There are the greatest advantages of debt life insurance. It requires no medical examination or less stringent health screening for approval. This is also referred to as guaranteed issue life insurance for the same reason. Thus, these are far better than term insurance, where the policy premiums are fixed based on the health and age of the applicant.

3. Offers Tremendous Peace of Mind

Credit life insurance can be an exceptional option if, for any reason, the person is not able to get a general insurance policy through normal channels. People who have been denied life insurance owing to health reasons, can go for credit life insurance and need not worry about how debts will be paid in case of unexpected eventualities. 

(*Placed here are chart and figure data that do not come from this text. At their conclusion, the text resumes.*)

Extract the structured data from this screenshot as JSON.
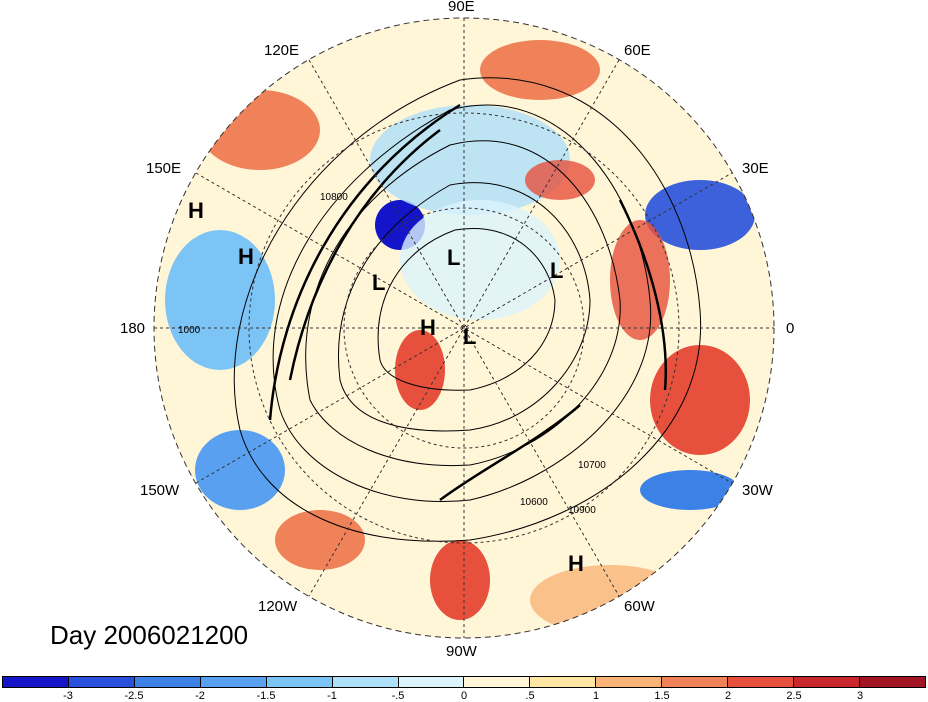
{
  "map": {
    "title": "Day 2006021200",
    "projection": "polar stereographic, north pole",
    "longitude_labels": {
      "e90": "90E",
      "e120": "120E",
      "e60": "60E",
      "e150": "150E",
      "e30": "30E",
      "d180": "180",
      "d0": "0",
      "w150": "150W",
      "w30": "30W",
      "w120": "120W",
      "w60": "60W",
      "w90": "90W"
    },
    "pressure_centers": [
      {
        "label": "H",
        "lon": 150,
        "lat": 20
      },
      {
        "label": "H",
        "lon": 170,
        "lat": 35
      },
      {
        "label": "L",
        "lon": 145,
        "lat": 72
      },
      {
        "label": "L",
        "lon": 95,
        "lat": 75
      },
      {
        "label": "L",
        "lon": 45,
        "lat": 70
      },
      {
        "label": "H",
        "lon": 150,
        "lat": 85
      },
      {
        "label": "L",
        "lon": -120,
        "lat": 88
      },
      {
        "label": "H",
        "lon": -50,
        "lat": 25
      }
    ],
    "contour_labels": [
      "10700",
      "10900",
      "1000",
      "10800",
      "10600"
    ],
    "colors": {
      "land_outline": "#000000",
      "grid": "#333333"
    }
  },
  "colorbar": {
    "ticks": [
      "-3",
      "-2.5",
      "-2",
      "-1.5",
      "-1",
      "-.5",
      "0",
      ".5",
      "1",
      "1.5",
      "2",
      "2.5",
      "3"
    ],
    "colors": [
      "#1414c8",
      "#2850dc",
      "#3c82e6",
      "#5aa0f0",
      "#7cc4f5",
      "#aee0fa",
      "#dcf4fc",
      "#fff5d7",
      "#ffe6a5",
      "#fab478",
      "#f0825a",
      "#e6503c",
      "#c8282d",
      "#a01423"
    ]
  }
}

4. Different Types of Debt Life Insurance

Many different types of credit life insurance help in protecting the assets against risks apart from death. There are credit disability life insurance and unemployment life insurance that protects the insured from debts secondary to disability and unemployment. There is also credit property insurance, that helps the insured to pay off debts on property that has been destroyed due to natural calamities.

Also Read:- Term Vs. Whole Life Insurance: Which is Right for Me?

Bottom Line

Thus, the debt life insurance is very useful while taking a loan from banks, such as a car loan or home equity loan. The premiums of this policy will be clubbed with the monthly loan payments. This is an absolute necessity for all loan seekers as it gives them a complete peace of mind over future financial hardships.

Disclaimer: This article is issued in the general public interest and meant for general information purposes only. Readers are advised not to rely on the contents of the article as conclusive in nature and should research further or consult an expert in this regard.